The synthesis of dimensionally stable carbon-based chemically modified electrodes (CMEs) is a challenge. The synthesis method, the electrode composition, and the heating used influences various properties of the electrodes. Here, we show an innovative, low cost, and efficient heating method for the CMEs production. We deposited ternary ruthenium, antimony, and tantalum or bismuth oxides on carbon-felts by the Pechini method focusing on the influence of different heating methods (conventional and microwave) on their electrochemical and physical properties. The oxides synthesized using microwave heating coated completely the carbon-felts fibers, displaying homogeneous morphology, while maintaining their three-dimensional character. XRD and XRF analyses confirm the presence of the desired oxides on the coating surfaces and the experimental metal load values close to the nominal (87–91% for Ru, 3–6% for Sb, and 4–7% for Ta or Bi, respectively). The microwave-assisted method yields CMEs with electrochemical active areas 136-fold (for tantalum-based) and 153-fold (for bismuth-based) higher than the unmodified carbon felt.

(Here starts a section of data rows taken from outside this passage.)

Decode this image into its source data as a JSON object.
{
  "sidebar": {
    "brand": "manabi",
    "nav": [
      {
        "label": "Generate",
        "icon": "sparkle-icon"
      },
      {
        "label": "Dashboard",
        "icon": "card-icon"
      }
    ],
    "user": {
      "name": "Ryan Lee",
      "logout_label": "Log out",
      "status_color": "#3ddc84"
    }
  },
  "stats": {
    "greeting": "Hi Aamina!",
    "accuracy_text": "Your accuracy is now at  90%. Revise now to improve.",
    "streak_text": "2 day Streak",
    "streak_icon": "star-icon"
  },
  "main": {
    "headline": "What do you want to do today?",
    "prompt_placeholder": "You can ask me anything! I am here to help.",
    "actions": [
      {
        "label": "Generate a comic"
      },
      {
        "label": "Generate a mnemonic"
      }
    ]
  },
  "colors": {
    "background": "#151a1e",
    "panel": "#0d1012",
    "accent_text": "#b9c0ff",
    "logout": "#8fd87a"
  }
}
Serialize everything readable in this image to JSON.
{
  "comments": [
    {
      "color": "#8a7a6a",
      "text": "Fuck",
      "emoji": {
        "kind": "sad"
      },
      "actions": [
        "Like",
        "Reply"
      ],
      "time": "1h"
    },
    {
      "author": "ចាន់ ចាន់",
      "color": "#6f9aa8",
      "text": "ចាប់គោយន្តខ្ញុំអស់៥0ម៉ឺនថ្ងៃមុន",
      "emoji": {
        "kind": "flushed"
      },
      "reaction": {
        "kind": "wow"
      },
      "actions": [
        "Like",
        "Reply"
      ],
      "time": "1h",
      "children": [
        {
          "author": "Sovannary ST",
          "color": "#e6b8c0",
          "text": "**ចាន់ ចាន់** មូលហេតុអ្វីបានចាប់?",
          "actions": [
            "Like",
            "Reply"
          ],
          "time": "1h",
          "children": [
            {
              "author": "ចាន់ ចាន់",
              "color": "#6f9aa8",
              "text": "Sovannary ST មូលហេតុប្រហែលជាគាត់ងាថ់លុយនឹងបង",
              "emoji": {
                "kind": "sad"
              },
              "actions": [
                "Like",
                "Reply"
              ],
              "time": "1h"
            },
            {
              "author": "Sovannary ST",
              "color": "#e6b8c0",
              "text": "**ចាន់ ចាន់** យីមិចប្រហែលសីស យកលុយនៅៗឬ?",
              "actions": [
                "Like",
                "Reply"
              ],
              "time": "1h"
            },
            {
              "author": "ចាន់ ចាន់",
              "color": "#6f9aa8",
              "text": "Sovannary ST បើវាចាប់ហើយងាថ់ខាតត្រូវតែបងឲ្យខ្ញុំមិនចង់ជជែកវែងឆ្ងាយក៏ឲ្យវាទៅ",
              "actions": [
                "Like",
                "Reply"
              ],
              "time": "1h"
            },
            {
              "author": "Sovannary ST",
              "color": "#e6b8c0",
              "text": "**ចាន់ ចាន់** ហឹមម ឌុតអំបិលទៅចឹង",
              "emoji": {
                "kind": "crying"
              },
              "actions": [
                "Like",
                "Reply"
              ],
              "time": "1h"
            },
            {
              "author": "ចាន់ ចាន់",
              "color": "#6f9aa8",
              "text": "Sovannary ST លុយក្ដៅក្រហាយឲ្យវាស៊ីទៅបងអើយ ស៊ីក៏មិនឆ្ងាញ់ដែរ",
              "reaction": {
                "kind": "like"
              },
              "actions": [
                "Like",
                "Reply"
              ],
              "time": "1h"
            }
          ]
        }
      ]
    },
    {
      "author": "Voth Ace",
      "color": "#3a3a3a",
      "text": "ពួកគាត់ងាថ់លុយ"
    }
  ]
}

The service lifetime of the CMEs is almost twice as high when using microwave heating than when using conventional heating, which is attributed to the complete and homogeneous coating of the fibers obtained using this heating method. In contrast, the conventional heating led to the incomplete covering of the fibers and to CMEs with low stability. Therefore, the use of microwave heating for the CMEs synthesis reduces the production time at around 60%, thus decreasing the production costs and producing CMEs with improved quality and stability when compared to both conventional-made CMEs and unmodified electrodes.